Now I would remind you, brothers, of the gospel I preached to you, which you received, in which you stand, and by which you are being saved, if you hold fast to the word I preached to you—unless you believed in vain. - 1 Corinthians 15:1-2
THE BEAUTY OF THE GOSPEL
The word “Gospel” shows up over 100 times in the New Testament. It’s all over the Bible because it’s the point of the Bible. “Gospel” means good news.

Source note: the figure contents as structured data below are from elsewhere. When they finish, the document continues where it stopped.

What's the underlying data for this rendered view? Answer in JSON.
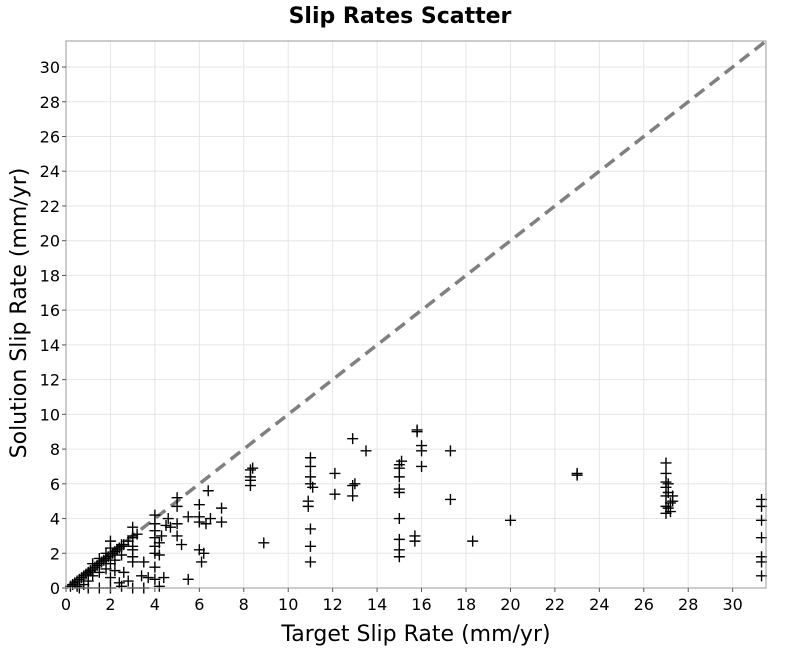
{
  "chart_data": {
    "type": "scatter",
    "title": "Slip Rates Scatter",
    "xlabel": "Target Slip Rate (mm/yr)",
    "ylabel": "Solution Slip Rate (mm/yr)",
    "xlim": [
      0,
      31.5
    ],
    "ylim": [
      0,
      31.5
    ],
    "xticks": [
      "0",
      "2",
      "4",
      "6",
      "8",
      "10",
      "12",
      "14",
      "16",
      "18",
      "20",
      "22",
      "24",
      "26",
      "28",
      "30"
    ],
    "yticks": [
      "0",
      "2",
      "4",
      "6",
      "8",
      "10",
      "12",
      "14",
      "16",
      "18",
      "20",
      "22",
      "24",
      "26",
      "28",
      "30"
    ],
    "grid": true,
    "legend": "none",
    "marker": "plus",
    "marker_color": "#000000",
    "reference_line": {
      "style": "dashed",
      "color": "#808080",
      "from": [
        0,
        0
      ],
      "to": [
        31.5,
        31.5
      ]
    },
    "series": [
      {
        "points": [
          [
            0.2,
            0.1
          ],
          [
            0.3,
            0.2
          ],
          [
            0.4,
            0.3
          ],
          [
            0.5,
            0.4
          ],
          [
            0.6,
            0.5
          ],
          [
            0.7,
            0.6
          ],
          [
            0.8,
            0.7
          ],
          [
            0.9,
            0.8
          ],
          [
            1.0,
            0.9
          ],
          [
            1.1,
            1.0
          ],
          [
            1.2,
            1.1
          ],
          [
            1.3,
            1.2
          ],
          [
            1.4,
            1.3
          ],
          [
            1.5,
            1.4
          ],
          [
            1.6,
            1.5
          ],
          [
            1.7,
            1.6
          ],
          [
            1.8,
            1.7
          ],
          [
            1.9,
            1.8
          ],
          [
            2.0,
            1.9
          ],
          [
            2.1,
            2.0
          ],
          [
            2.2,
            2.1
          ],
          [
            2.3,
            2.2
          ],
          [
            2.4,
            2.3
          ],
          [
            2.5,
            2.4
          ],
          [
            2.6,
            2.5
          ],
          [
            2.8,
            2.7
          ],
          [
            3.0,
            2.9
          ],
          [
            3.2,
            3.1
          ],
          [
            0.5,
            0.1
          ],
          [
            0.8,
            0.2
          ],
          [
            1.0,
            0.4
          ],
          [
            1.2,
            0.7
          ],
          [
            1.5,
            0.9
          ],
          [
            1.8,
            1.1
          ],
          [
            2.0,
            1.4
          ],
          [
            2.2,
            1.6
          ],
          [
            2.5,
            1.9
          ],
          [
            0.6,
            0.0
          ],
          [
            1.0,
            0.0
          ],
          [
            1.5,
            0.0
          ],
          [
            2.0,
            0.0
          ],
          [
            2.5,
            0.1
          ],
          [
            3.0,
            0.0
          ],
          [
            3.5,
            0.0
          ],
          [
            4.2,
            0.1
          ],
          [
            1.0,
            0.8
          ],
          [
            1.2,
            1.4
          ],
          [
            1.5,
            1.7
          ],
          [
            1.8,
            2.0
          ],
          [
            2.0,
            2.3
          ],
          [
            2.0,
            2.7
          ],
          [
            2.5,
            2.5
          ],
          [
            2.0,
            0.6
          ],
          [
            2.2,
            1.0
          ],
          [
            2.4,
            0.3
          ],
          [
            2.6,
            0.9
          ],
          [
            2.8,
            0.4
          ],
          [
            3.0,
            1.5
          ],
          [
            3.0,
            1.8
          ],
          [
            3.0,
            2.2
          ],
          [
            3.0,
            2.4
          ],
          [
            3.0,
            3.0
          ],
          [
            3.0,
            3.5
          ],
          [
            3.4,
            0.7
          ],
          [
            3.5,
            1.5
          ],
          [
            3.7,
            0.6
          ],
          [
            4.0,
            0.5
          ],
          [
            4.0,
            1.2
          ],
          [
            4.0,
            2.0
          ],
          [
            4.0,
            2.4
          ],
          [
            4.0,
            2.9
          ],
          [
            4.0,
            3.3
          ],
          [
            4.0,
            3.7
          ],
          [
            4.0,
            4.2
          ],
          [
            4.2,
            1.9
          ],
          [
            4.2,
            2.6
          ],
          [
            4.3,
            3.0
          ],
          [
            4.4,
            0.6
          ],
          [
            4.5,
            3.6
          ],
          [
            4.6,
            4.0
          ],
          [
            4.7,
            3.5
          ],
          [
            5.0,
            3.7
          ],
          [
            5.0,
            4.7
          ],
          [
            5.0,
            5.2
          ],
          [
            5.0,
            3.0
          ],
          [
            5.2,
            2.5
          ],
          [
            5.5,
            4.1
          ],
          [
            5.5,
            0.5
          ],
          [
            6.0,
            2.2
          ],
          [
            6.0,
            3.8
          ],
          [
            6.0,
            4.1
          ],
          [
            6.0,
            4.8
          ],
          [
            6.1,
            1.5
          ],
          [
            6.2,
            2.0
          ],
          [
            6.3,
            3.7
          ],
          [
            6.4,
            5.6
          ],
          [
            6.5,
            4.0
          ],
          [
            7.0,
            4.6
          ],
          [
            7.0,
            3.8
          ],
          [
            8.3,
            5.9
          ],
          [
            8.3,
            6.4
          ],
          [
            8.3,
            6.8
          ],
          [
            8.3,
            6.2
          ],
          [
            8.4,
            6.9
          ],
          [
            8.9,
            2.6
          ],
          [
            10.9,
            4.7
          ],
          [
            10.9,
            5.0
          ],
          [
            11.0,
            6.0
          ],
          [
            11.0,
            6.4
          ],
          [
            11.0,
            7.0
          ],
          [
            11.0,
            7.5
          ],
          [
            11.0,
            3.4
          ],
          [
            11.0,
            2.4
          ],
          [
            11.0,
            1.5
          ],
          [
            11.1,
            5.8
          ],
          [
            12.1,
            5.4
          ],
          [
            12.1,
            6.6
          ],
          [
            12.9,
            8.6
          ],
          [
            12.9,
            5.3
          ],
          [
            12.9,
            5.9
          ],
          [
            13.0,
            6.0
          ],
          [
            13.5,
            7.9
          ],
          [
            15.0,
            7.1
          ],
          [
            15.0,
            6.9
          ],
          [
            15.0,
            6.4
          ],
          [
            15.0,
            5.7
          ],
          [
            15.0,
            5.5
          ],
          [
            15.0,
            4.0
          ],
          [
            15.0,
            2.8
          ],
          [
            15.0,
            2.2
          ],
          [
            15.0,
            1.8
          ],
          [
            15.1,
            7.3
          ],
          [
            15.7,
            2.7
          ],
          [
            15.7,
            3.0
          ],
          [
            15.8,
            9.0
          ],
          [
            15.8,
            9.1
          ],
          [
            16.0,
            8.2
          ],
          [
            16.0,
            7.9
          ],
          [
            16.0,
            7.0
          ],
          [
            17.3,
            5.1
          ],
          [
            17.3,
            7.9
          ],
          [
            18.3,
            2.7
          ],
          [
            20.0,
            3.9
          ],
          [
            23.0,
            6.5
          ],
          [
            23.0,
            6.6
          ],
          [
            27.0,
            4.3
          ],
          [
            27.0,
            4.7
          ],
          [
            27.0,
            5.3
          ],
          [
            27.0,
            5.8
          ],
          [
            27.0,
            6.1
          ],
          [
            27.0,
            6.6
          ],
          [
            27.0,
            7.2
          ],
          [
            27.1,
            4.6
          ],
          [
            27.1,
            5.5
          ],
          [
            27.1,
            6.0
          ],
          [
            27.2,
            4.4
          ],
          [
            27.2,
            4.9
          ],
          [
            27.3,
            5.0
          ],
          [
            27.3,
            5.3
          ],
          [
            31.3,
            5.1
          ],
          [
            31.3,
            4.7
          ],
          [
            31.3,
            3.9
          ],
          [
            31.3,
            2.9
          ],
          [
            31.3,
            1.8
          ],
          [
            31.3,
            1.5
          ],
          [
            31.3,
            0.7
          ]
        ]
      }
    ]
  }
}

The word was often used in the first century in a military context. When the battle had been won, the general would send back an evangelist with “the gospel,” the good news of victory. Good news is fundamentally different from good advice. And every system of belief outside of Biblical Christianity is advice, telling us what we need to do to get to God. But the Scriptures don’t announce good advice on how we’re to reach God, but good news of what God’s done to reach down to us. We often use this definition for the Gospel:
The Gospel is the just and gracious God of the universe looking upon hopelessly sinful people and sending His Son, Jesus Christ, God in the flesh, to bear His wrath against sin on the cross and to show His power over sin in the resurrection so that all who have faith in Him will be reconciled to God forever.
An even more simple way to think of the good news of Jesus is in four words,
Jesus in our place.
Jesus lived a perfect life in our place. He died in our place, for our sin. On the cross our sin crushed him, and his perfect life was credited to us. As Paul says in 2 Corinthians 5:21, “For our sake he made him to be sin who knew no sin, so that in him we might become the righteousness of God.“ Then on the third day Jesus rose from the dead, showing that God the Father was pleased with Jesus’ sacrifice. The Scriptures shout the good news of Jesus with great joy, announcing that Jesus has fought our battle and won our victory, and for all those who turn from their sin and trust Jesus, they will enjoy his victory forever. As William Tyndale once said, that really is news that “makes a man’s heart glad and makes him sing, dance, and leap for joy…”
WE NEVER OUTGROW OUR NEED
Many rightly say the gospel is for non-Christians. The gospel is the door through which every man or woman must enter to be rescued by and reconciled with God. The gospel is the door that leads to the incredibly bright future God’s prepared for all His sons and daughters! Everything in the Christian life begins the moment God breathes life into our spiritually unresponsive hearts, causing us to cry out in faith to Jesus.
The problem is that most believe the gospel is only for non-Christians. They believe the gospel is for, and only for, getting people into the Kingdom of God; and once inside, a person moves on to deeper things. However, the Scriptures show us something different.
The Gospel of Jesus is for both non-Christians and Christians.
There are two ways to see the Gospel, a narrow and broad way. The narrow way, which many are familiar with, sees the Gospel as saving us from the penalty of sin. This is a beautiful reality of the Gospel! Jesus died in our play, paying the penalty for our sin (Romans 3:23-24). The broad perspective does not say less, but more. The gospel not only saves us from the penalty of our sin, but also from the present power of sin in our lives. To put it another way, the narrow perspective sees the gospel as only for non-Christians, while the broad way sees that the gospel is for both Christians and non-Christians. The Bible gives us a very broad Gospel, covering every moment (past, present, and future) of our life with Jesus.
There’s no such thing as a Gospel graduate. The good news of Jesus isn’t just something a Christian needed in the past, it’s something they need presently. The Gospel is God’s means by which a Christian’s life is renewed and sin is overcome. The Gospel is renewing and relevant to every area of a Christian’s life. Listen to Tim Keller describe this reality.
The Gospel is not just the A-B-C of Christianity, it’s the A-Z. The gospel is not just the minimum required doctrine necessary to enter the kingdom, but the way we make all progress in the kingdom…It is the solution to each problem, the key to each closed door, the power through every barrier.
After Jesus rescues a person, they don’t move on to bigger and brighter things. Rather, we move deeper into the biggest and brightest thing, the Gospel of Jesus Christ. We never out-grow our need of Jesus’ redeeming work! By God’s grace, we are learning as a church family to allow Jesus’ accomplishments on our behalf to saturate everything about us. More and more we are seeing that the Gospel didn’t just save us (past tense), but is saving us (in the present).
So church, let’s embrace our moment by moment need of Jesus.